The progression happened gradually: an Explorer 1500, then a 2000, and eventually the Explorer 5000.
Each addition reflected not excess, but evolution. Both in the technology itself and in the family’s understanding of what they actually needed.
The sleeping cabin in British Columbia first used the Explorer 500 for a breathing machine, phones, and Bluetooth speakers. Later, the 1500 supported lighting systems and charging needs. Eventually, the larger cabins incorporated refrigerators, water pumps, and more permanent electrical infrastructure powered through Jackery systems.
Reading a Jackery Explorer 5000 review, many people focus on capacity, how much it can run, and how long it lasts.
Jim and Martha see something else: freedom from complexity.
“With the 5000, we need no other power source,” they said.
The transformation wasn’t dramatic all at once; it happened in layers: better lighting first, then refrigeration, water systems, and then the small comforts that quietly reshape everyday life.
At night, the cabins no longer disappeared into darkness after sunset. The family could read comfortably. Listen to music. Do crafts. Stay connected online without driving into town to find internet access.
“Our lighting made the cabin more like home,” they said. And yet, importantly, not too much like home.
There are still no electric cooking appliances. No oversized entertainment systems. No attempt to recreate suburban life in the woods. The cabins remain intentionally simple: propane stoves, wood heat, quiet mornings.
That balance matters to them.
“We want to keep life there very simple,” they said. “That’s why we’re at a cabin and not a house.”

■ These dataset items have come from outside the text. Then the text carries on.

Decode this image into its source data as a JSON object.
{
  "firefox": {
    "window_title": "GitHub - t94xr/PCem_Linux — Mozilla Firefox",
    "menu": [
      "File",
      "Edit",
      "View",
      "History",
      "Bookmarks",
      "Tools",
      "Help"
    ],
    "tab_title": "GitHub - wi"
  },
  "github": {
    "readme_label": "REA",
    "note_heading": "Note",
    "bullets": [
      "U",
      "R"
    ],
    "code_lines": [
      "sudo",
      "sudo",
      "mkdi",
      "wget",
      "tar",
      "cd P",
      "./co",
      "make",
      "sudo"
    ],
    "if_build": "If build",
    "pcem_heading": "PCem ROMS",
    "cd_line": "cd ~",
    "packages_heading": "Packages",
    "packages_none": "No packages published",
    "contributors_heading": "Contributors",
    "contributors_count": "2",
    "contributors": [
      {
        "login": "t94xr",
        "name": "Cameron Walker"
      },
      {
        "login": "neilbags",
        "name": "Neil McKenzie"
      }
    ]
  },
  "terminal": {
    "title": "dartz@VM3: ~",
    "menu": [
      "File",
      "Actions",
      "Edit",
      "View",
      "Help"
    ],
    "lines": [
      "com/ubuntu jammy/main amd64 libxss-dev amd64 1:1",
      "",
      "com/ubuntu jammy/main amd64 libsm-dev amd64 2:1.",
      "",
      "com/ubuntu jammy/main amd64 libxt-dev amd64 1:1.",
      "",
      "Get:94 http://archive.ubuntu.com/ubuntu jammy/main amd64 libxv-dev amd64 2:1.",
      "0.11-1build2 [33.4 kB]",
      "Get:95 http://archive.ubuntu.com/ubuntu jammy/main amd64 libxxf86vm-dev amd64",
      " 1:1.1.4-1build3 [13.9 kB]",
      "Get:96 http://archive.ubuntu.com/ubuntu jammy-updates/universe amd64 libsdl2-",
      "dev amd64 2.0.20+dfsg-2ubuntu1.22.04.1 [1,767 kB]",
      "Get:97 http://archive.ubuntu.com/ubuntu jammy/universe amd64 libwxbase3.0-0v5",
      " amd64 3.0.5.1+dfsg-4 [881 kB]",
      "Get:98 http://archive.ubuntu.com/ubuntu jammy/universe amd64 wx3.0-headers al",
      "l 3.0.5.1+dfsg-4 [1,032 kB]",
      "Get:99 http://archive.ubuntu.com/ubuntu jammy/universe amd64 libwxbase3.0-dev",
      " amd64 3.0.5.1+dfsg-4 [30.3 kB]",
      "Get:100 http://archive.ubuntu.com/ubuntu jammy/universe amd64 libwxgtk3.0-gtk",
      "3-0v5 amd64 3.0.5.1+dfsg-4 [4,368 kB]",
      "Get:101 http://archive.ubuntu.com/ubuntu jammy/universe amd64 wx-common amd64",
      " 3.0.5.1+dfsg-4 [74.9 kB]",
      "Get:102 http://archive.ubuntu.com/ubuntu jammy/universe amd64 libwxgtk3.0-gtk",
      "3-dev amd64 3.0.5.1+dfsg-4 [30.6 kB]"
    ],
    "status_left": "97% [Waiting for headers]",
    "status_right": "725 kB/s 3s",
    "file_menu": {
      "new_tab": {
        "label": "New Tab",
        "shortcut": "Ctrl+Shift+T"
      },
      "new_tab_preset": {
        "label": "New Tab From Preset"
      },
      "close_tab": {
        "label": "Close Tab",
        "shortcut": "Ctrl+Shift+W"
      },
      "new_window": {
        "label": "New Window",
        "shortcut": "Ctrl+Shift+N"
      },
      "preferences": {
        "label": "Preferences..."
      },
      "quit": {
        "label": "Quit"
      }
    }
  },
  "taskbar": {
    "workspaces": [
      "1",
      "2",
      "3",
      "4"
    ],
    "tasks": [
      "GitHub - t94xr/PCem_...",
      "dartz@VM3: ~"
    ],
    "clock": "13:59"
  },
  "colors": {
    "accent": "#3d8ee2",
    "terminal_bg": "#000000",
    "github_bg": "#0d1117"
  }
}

Living off-grid in Canada means understanding that energy changes with the seasons.
In spring, refrigeration matters less than lighting and tools. Chainsaws, drills, and trimmers become part of reopening the property after winter. As summer arrives, solar production increases, refrigerators run continuously, and e-bike batteries join the charging rotation.

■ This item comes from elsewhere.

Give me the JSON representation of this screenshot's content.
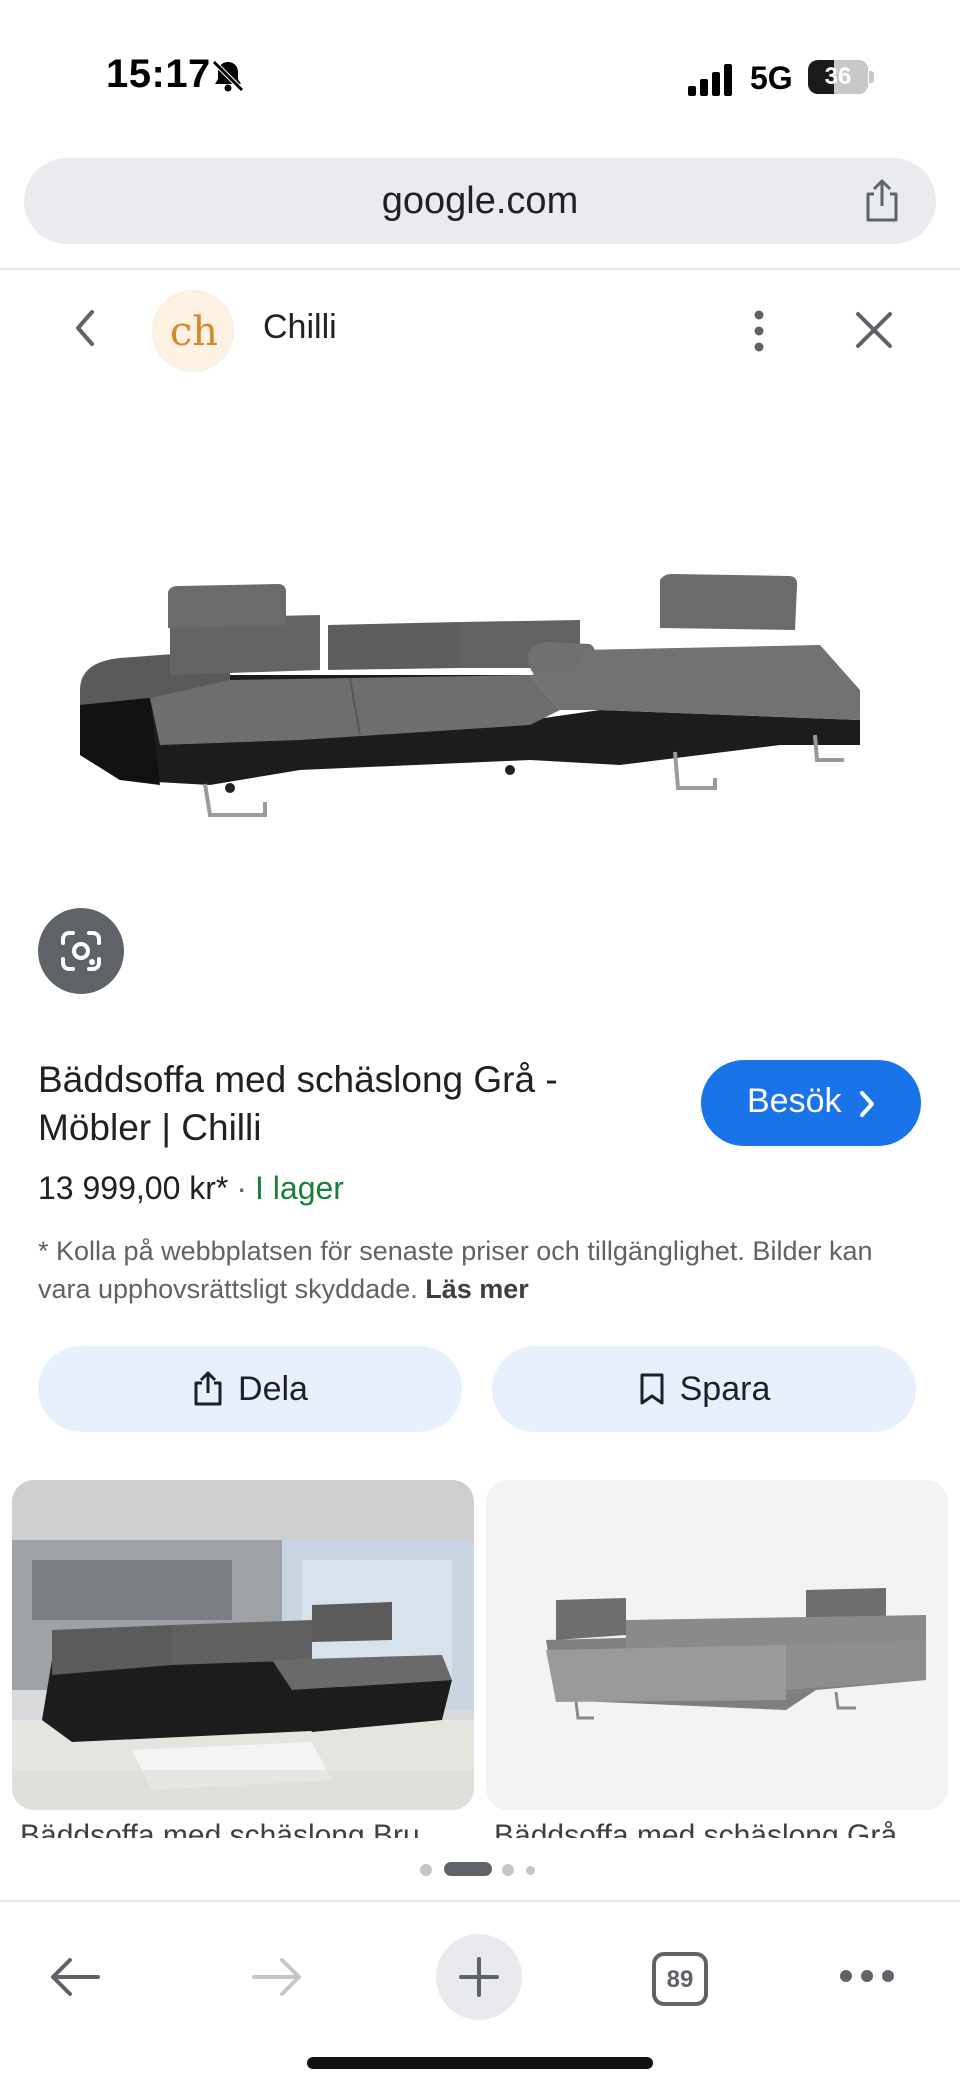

Then autumn reverses everything again.
Coolers replace refrigerators. Daylight shrinks. Lighting becomes more important than cooling.

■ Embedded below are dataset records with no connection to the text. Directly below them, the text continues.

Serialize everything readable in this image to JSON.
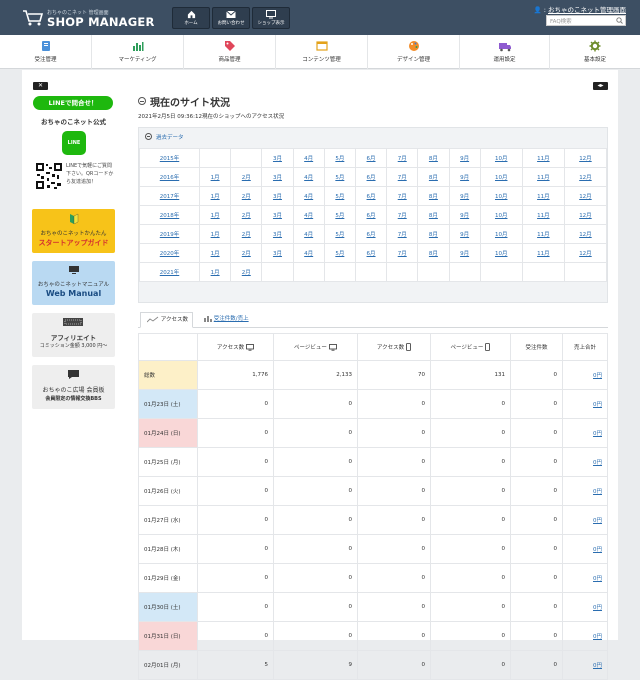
{
  "header": {
    "logo_sub": "おちゃのこネット 管理画面",
    "logo_main": "SHOP MANAGER",
    "buttons": [
      {
        "label": "ホーム",
        "icon": "home-icon"
      },
      {
        "label": "お問い合わせ",
        "icon": "mail-icon"
      },
      {
        "label": "ショップ表示",
        "icon": "monitor-icon"
      }
    ],
    "user_link": "おちゃのこネット管理画面",
    "faq_placeholder": "FAQ検索"
  },
  "nav": {
    "items": [
      {
        "label": "受注管理",
        "icon": "order-icon"
      },
      {
        "label": "マーケティング",
        "icon": "chart-icon"
      },
      {
        "label": "商品管理",
        "icon": "tag-icon"
      },
      {
        "label": "コンテンツ管理",
        "icon": "window-icon"
      },
      {
        "label": "デザイン管理",
        "icon": "palette-icon"
      },
      {
        "label": "運用設定",
        "icon": "truck-icon"
      },
      {
        "label": "基本設定",
        "icon": "gear-icon"
      }
    ]
  },
  "sidebar": {
    "close_left": "✕",
    "close_right": "◂▸",
    "line_badge": "LINEで問合せ！",
    "line_title": "おちゃのこネット公式",
    "line_icon": "LINE",
    "qr_text": "LINEで気軽にご質問下さい。QRコードから友達追加！",
    "banners": [
      {
        "l1": "おちゃのこネットかんたん",
        "l2": "スタートアップガイド",
        "bg": "#f7c319",
        "fg": "#d42f2f"
      },
      {
        "l1": "おちゃのこネットマニュアル",
        "l2": "Web Manual",
        "bg": "#b9d9f2",
        "fg": "#1a4c82"
      },
      {
        "l1": "アフィリエイト",
        "l2": "コミッション金額 3,000 円〜",
        "bg": "#eeeeee",
        "fg": "#333333"
      },
      {
        "l1": "おちゃのこ広場 会員板",
        "l2": "会員限定の情報交換BBS",
        "bg": "#eeeeee",
        "fg": "#333333"
      }
    ]
  },
  "main": {
    "title": "現在のサイト状況",
    "subtitle": "2021年2月5日 09:36:12現在のショップへのアクセス状況",
    "past_header": "過去データ",
    "years": [
      {
        "year": "2015年",
        "months": [
          "",
          "",
          "3月",
          "4月",
          "5月",
          "6月",
          "7月",
          "8月",
          "9月",
          "10月",
          "11月",
          "12月"
        ]
      },
      {
        "year": "2016年",
        "months": [
          "1月",
          "2月",
          "3月",
          "4月",
          "5月",
          "6月",
          "7月",
          "8月",
          "9月",
          "10月",
          "11月",
          "12月"
        ]
      },
      {
        "year": "2017年",
        "months": [
          "1月",
          "2月",
          "3月",
          "4月",
          "5月",
          "6月",
          "7月",
          "8月",
          "9月",
          "10月",
          "11月",
          "12月"
        ]
      },
      {
        "year": "2018年",
        "months": [
          "1月",
          "2月",
          "3月",
          "4月",
          "5月",
          "6月",
          "7月",
          "8月",
          "9月",
          "10月",
          "11月",
          "12月"
        ]
      },
      {
        "year": "2019年",
        "months": [
          "1月",
          "2月",
          "3月",
          "4月",
          "5月",
          "6月",
          "7月",
          "8月",
          "9月",
          "10月",
          "11月",
          "12月"
        ]
      },
      {
        "year": "2020年",
        "months": [
          "1月",
          "2月",
          "3月",
          "4月",
          "5月",
          "6月",
          "7月",
          "8月",
          "9月",
          "10月",
          "11月",
          "12月"
        ]
      },
      {
        "year": "2021年",
        "months": [
          "1月",
          "2月",
          "",
          "",
          "",
          "",
          "",
          "",
          "",
          "",
          "",
          ""
        ]
      }
    ],
    "tabs": [
      "アクセス数",
      "受注件数/売上"
    ],
    "columns": [
      "アクセス数",
      "ページビュー",
      "アクセス数",
      "ページビュー",
      "受注件数",
      "売上合計"
    ],
    "rows": [
      {
        "date": "総数",
        "kind": "total",
        "v": [
          "1,776",
          "2,133",
          "70",
          "131",
          "0",
          "0円"
        ]
      },
      {
        "date": "01月23日 (土)",
        "kind": "sat",
        "v": [
          "0",
          "0",
          "0",
          "0",
          "0",
          "0円"
        ]
      },
      {
        "date": "01月24日 (日)",
        "kind": "sun",
        "v": [
          "0",
          "0",
          "0",
          "0",
          "0",
          "0円"
        ]
      },
      {
        "date": "01月25日 (月)",
        "kind": "",
        "v": [
          "0",
          "0",
          "0",
          "0",
          "0",
          "0円"
        ]
      },
      {
        "date": "01月26日 (火)",
        "kind": "",
        "v": [
          "0",
          "0",
          "0",
          "0",
          "0",
          "0円"
        ]
      },
      {
        "date": "01月27日 (水)",
        "kind": "",
        "v": [
          "0",
          "0",
          "0",
          "0",
          "0",
          "0円"
        ]
      },
      {
        "date": "01月28日 (木)",
        "kind": "",
        "v": [
          "0",
          "0",
          "0",
          "0",
          "0",
          "0円"
        ]
      },
      {
        "date": "01月29日 (金)",
        "kind": "",
        "v": [
          "0",
          "0",
          "0",
          "0",
          "0",
          "0円"
        ]
      },
      {
        "date": "01月30日 (土)",
        "kind": "sat",
        "v": [
          "0",
          "0",
          "0",
          "0",
          "0",
          "0円"
        ]
      },
      {
        "date": "01月31日 (日)",
        "kind": "sun",
        "v": [
          "0",
          "0",
          "0",
          "0",
          "0",
          "0円"
        ]
      },
      {
        "date": "02月01日 (月)",
        "kind": "",
        "v": [
          "5",
          "9",
          "0",
          "0",
          "0",
          "0円"
        ]
      }
    ]
  }
}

Over time, they learned to think of power not as something unlimited, but as something seasonal and responsive.
“You learn what appliances are efficient,” they told us. “You learn what matters.”
Monitoring wattage became less a technical exercise and more a way of understanding the rhythms of the cabins themselves.
One winter, contractors arrived at the Ontario cabin to rebuild part of the roof. They brought air nailers and planned to run a loud gas generator all day.
Jim suggested something else: the Jackery 2000. After an entire day of work, the unit had only dropped twenty percent.
What stayed with him wasn’t just the performance, it was the quiet.
No engine noise echoing through snow-covered woods. No fumes. No interruption to the stillness that had drawn them there in the first place.
Eventually, the systems became part of daily life outside the cabins, too.
Back home, winter outages in Ontario can quickly leave houses cold and dark. The furnace stops. Lights disappear.
Now, during outages, they plug the basement propane heater into the Jackery system so the fan continues running normally. Lamps stay on. Tablets remain charged. Evenings continue almost unchanged.
“We pretend we’re at the cabin,” they said.
It’s less a backup system than an extension of the lifestyle they already know how to live.
They are already planning the next phase: a permanent high-voltage solar array designed to support the Explorer 5000 almost entirely through solar generation. Six to eight panels. Enough capacity to eliminate the generator except as an emergency backup.
But even as the technology evolves, their goal remains surprisingly modest: not more things and not more consumption, just better systems.
At the end of the interview, they describe their Jackery experience in three words:
“Calm. Comfortable. Complete.”
It sounds less like a review than a philosophy.
Because after years of building cabins, raising families, adapting to older technologies, and waiting for better ones to arrive, what Jim and Martha found wasn’t simply portable power.
It was a way to let the wilderness stay quiet, while still making room for light.